Pertemuan diplomatik tingkat tinggi antara Suriah dan Israel yang digelar di Paris pada 24 Juli lalu menjadi sorotan tajam dalam dinamika kawasan.
Di bawah mediasi Amerika Serikat (AS), dialog ini menjadi yang pertama dalam lebih dari 2 dekade, menandai momen diplomatik langka sejak pertemuan menteri luar negeri Suriah Farouk al-Sharaa dengan Perdana Menteri Israel Ehud Barak di Washington pada tahun 2000.
Dalam pertemuan yang berlangsung di ibu kota Prancis tersebut, delegasi Suriah dipimpin oleh Menteri Luar Negeri As’ad al-Shibani, didampingi oleh sejumlah pejabat dari kementerian luar negeri dan badan intelijen.
Sementara dari pihak Israel, hadir Menteri Urusan Strategis Ron Dermer. Menurut sejumlah media Barat dan Israel, pertemuan ini merupakan kelanjutan dari komunikasi tidak langsung yang sebelumnya berlangsung, termasuk pertemuan rahasia di Baku, Azerbaijan, pada 12 Juli lalu.
Kartu politik bernama Suwaida
Pertemuan Paris tak bisa dilepaskan dari dinamika yang terjadi di wilayah selatan Suriah, terutama di Provinsi Suwaida, yang dihuni mayoritas warga dari komunitas Druze.
Dalam beberapa tahun terakhir, Suwaida menjadi titik resistensi terhadap otoritas pusat di Damaskus, terutama sejak peran oposisi dan kelompok bersenjata lokal makin menguat.
Kepemimpinan rohani dan sosial Druze di Suwaida, yang dipersonifikasikan dalam sosok Syaikh Hikmat al-Hijri dan Dewan Militer lokal, secara terbuka menolak kembalinya kendali pemerintah Suriah atas wilayah tersebut.

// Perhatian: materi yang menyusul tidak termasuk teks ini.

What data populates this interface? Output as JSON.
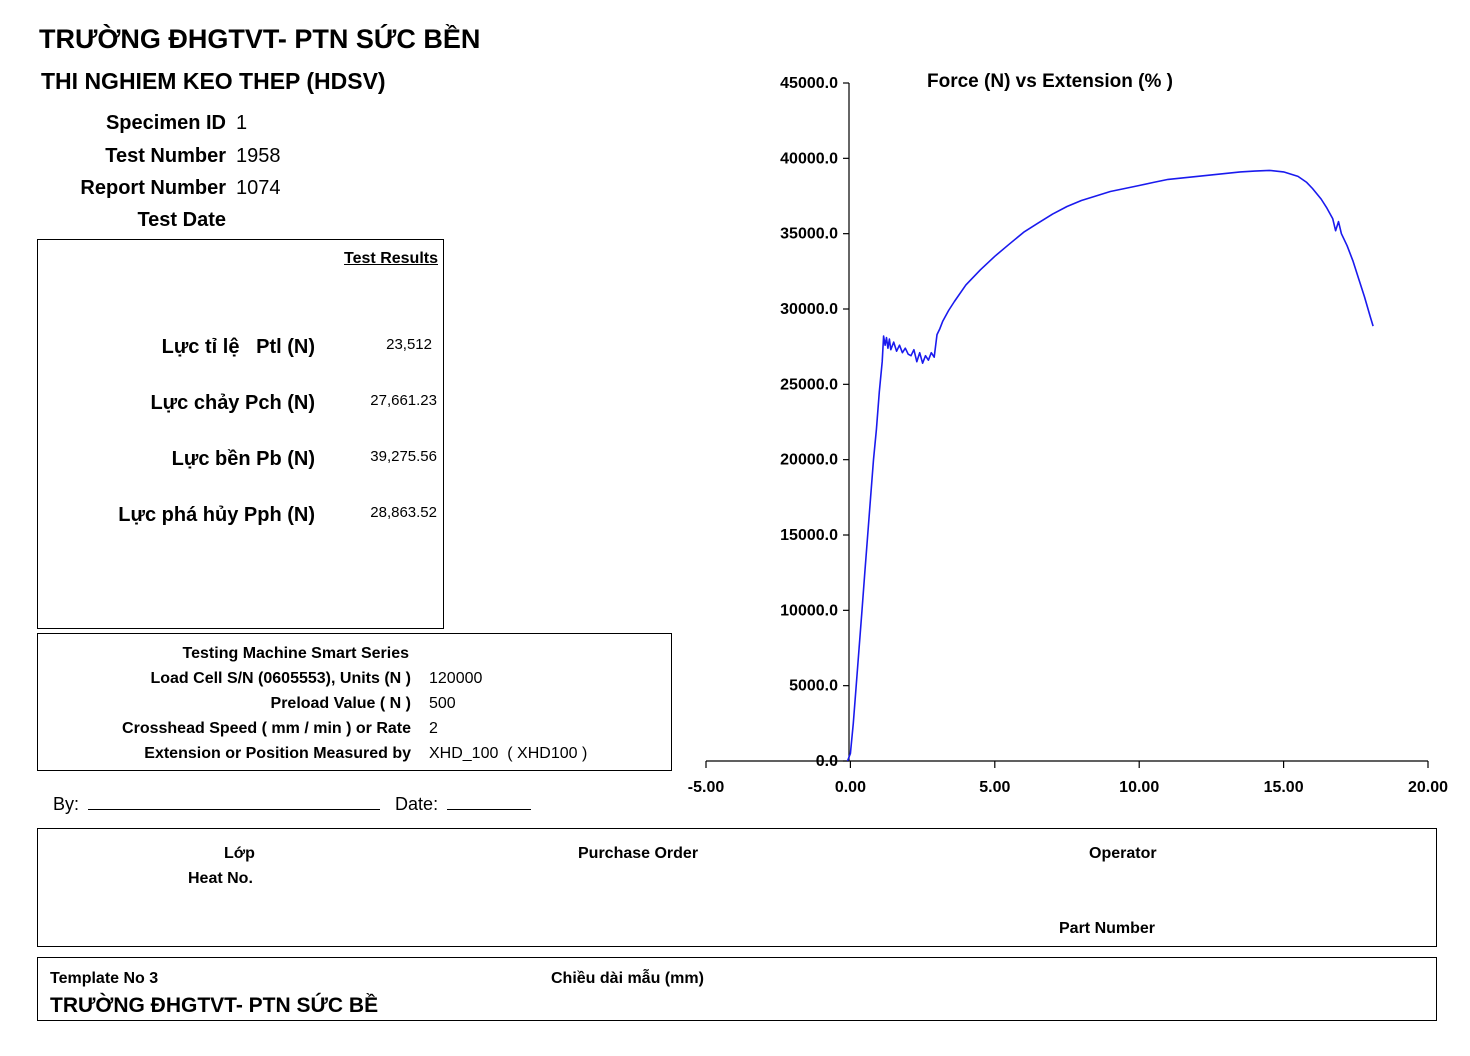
{
  "header": {
    "org_title": "TRƯỜNG ĐHGTVT- PTN SỨC BỀN",
    "test_title": "THI NGHIEM KEO THEP (HDSV)"
  },
  "specimen": {
    "specimen_id_label": "Specimen ID",
    "specimen_id_value": "1",
    "test_number_label": "Test Number",
    "test_number_value": "1958",
    "report_number_label": "Report Number",
    "report_number_value": "1074",
    "test_date_label": "Test Date",
    "test_date_value": ""
  },
  "results": {
    "heading": "Test Results",
    "rows": [
      {
        "label": "Lực tỉ lệ   Ptl (N)",
        "value": "23,512"
      },
      {
        "label": "Lực chảy Pch (N)",
        "value": "27,661.23"
      },
      {
        "label": "Lực bền Pb (N)",
        "value": "39,275.56"
      },
      {
        "label": "Lực phá hủy Pph (N)",
        "value": "28,863.52"
      }
    ]
  },
  "machine": {
    "title": "Testing Machine Smart Series",
    "rows": [
      {
        "label": "Load Cell S/N (0605553), Units (N )",
        "value": "120000"
      },
      {
        "label": "Preload Value ( N )",
        "value": "500"
      },
      {
        "label": "Crosshead Speed  ( mm / min ) or Rate",
        "value": "2"
      },
      {
        "label": "Extension or Position Measured by",
        "value": "XHD_100  ( XHD100 )"
      }
    ]
  },
  "signature": {
    "by_label": "By:",
    "date_label": "Date:"
  },
  "info_box": {
    "class_label": "Lớp",
    "heat_no_label": "Heat No.",
    "purchase_order_label": "Purchase Order",
    "operator_label": "Operator",
    "part_number_label": "Part Number"
  },
  "footer": {
    "template_label": "Template No 3",
    "specimen_length_label": "Chiều dài mẫu (mm)",
    "org_title": "TRƯỜNG ĐHGTVT- PTN SỨC BỀ"
  },
  "chart_data": {
    "type": "line",
    "title": "Force (N) vs Extension (% )",
    "xlabel": "",
    "ylabel": "",
    "xlim": [
      -5,
      20
    ],
    "ylim": [
      0,
      45000
    ],
    "x_ticks": [
      -5,
      0,
      5,
      10,
      15,
      20
    ],
    "x_tick_labels": [
      "-5.00",
      "0.00",
      "5.00",
      "10.00",
      "15.00",
      "20.00"
    ],
    "y_ticks": [
      0,
      5000,
      10000,
      15000,
      20000,
      25000,
      30000,
      35000,
      40000,
      45000
    ],
    "y_tick_labels": [
      "0.0",
      "5000.0",
      "10000.0",
      "15000.0",
      "20000.0",
      "25000.0",
      "30000.0",
      "35000.0",
      "40000.0",
      "45000.0"
    ],
    "grid": false,
    "series_color": "#1a1aee",
    "series": [
      {
        "x": [
          -0.1,
          0.0,
          0.1,
          0.2,
          0.3,
          0.4,
          0.5,
          0.6,
          0.7,
          0.8,
          0.9,
          1.0,
          1.1,
          1.15,
          1.2,
          1.25,
          1.3,
          1.35,
          1.4,
          1.5,
          1.6,
          1.7,
          1.8,
          1.9,
          2.0,
          2.1,
          2.2,
          2.3,
          2.4,
          2.5,
          2.6,
          2.7,
          2.8,
          2.9,
          3.0,
          3.1,
          3.2,
          3.4,
          3.6,
          4.0,
          4.5,
          5.0,
          5.5,
          6.0,
          6.5,
          7.0,
          7.5,
          8.0,
          8.5,
          9.0,
          9.5,
          10.0,
          10.5,
          11.0,
          11.5,
          12.0,
          12.5,
          13.0,
          13.5,
          14.0,
          14.5,
          15.0,
          15.5,
          15.8,
          16.0,
          16.3,
          16.5,
          16.7,
          16.8,
          16.9,
          17.0,
          17.2,
          17.4,
          17.6,
          17.8,
          18.0,
          18.1
        ],
        "values": [
          0,
          500,
          2500,
          5000,
          7500,
          10000,
          12500,
          15000,
          17500,
          20000,
          22000,
          24500,
          26500,
          28200,
          27600,
          28100,
          27400,
          28000,
          27300,
          27800,
          27200,
          27600,
          27100,
          27400,
          27000,
          26900,
          27300,
          26500,
          27100,
          26400,
          26900,
          26600,
          27100,
          26800,
          28300,
          28700,
          29200,
          29900,
          30500,
          31600,
          32600,
          33500,
          34300,
          35100,
          35700,
          36300,
          36800,
          37200,
          37500,
          37800,
          38000,
          38200,
          38400,
          38600,
          38700,
          38800,
          38900,
          39000,
          39100,
          39150,
          39200,
          39100,
          38800,
          38400,
          38000,
          37300,
          36700,
          36000,
          35200,
          35800,
          35000,
          34200,
          33200,
          32000,
          30800,
          29500,
          28864
        ]
      }
    ]
  }
}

Berbagai upaya negosiasi yang dimediasi oleh Gubernur Suwaida Mustafa al-Bakkour pun tak menghasilkan kesepakatan, bahkan diwarnai penolakan terhadap campur tangan pemerintah.
Situasi ini memberi celah bagi Israel untuk masuk melalui jalur yang bersifat simbolis maupun politik.
Tel Aviv kerap mengangkat isu Suwaida di forum-forum internasional, dengan dalih membela komunitas Druze yang juga menjadi bagian dari masyarakat Israel.
Salah satu aktor kunci dalam agenda ini adalah Syaikh Muwafaq Tarif, Ketua Pengadilan Agama Druze di Israel, yang secara aktif mengadvokasi isu Suwaida dengan dukungan penuh pemerintah Israel.
Sebagian pengamat menilai langkah Israel ini sebagai bentuk dukungan terhadap komunitas Druze dalam negeri yang ikut terlibat dalam agresi militer di Gaza.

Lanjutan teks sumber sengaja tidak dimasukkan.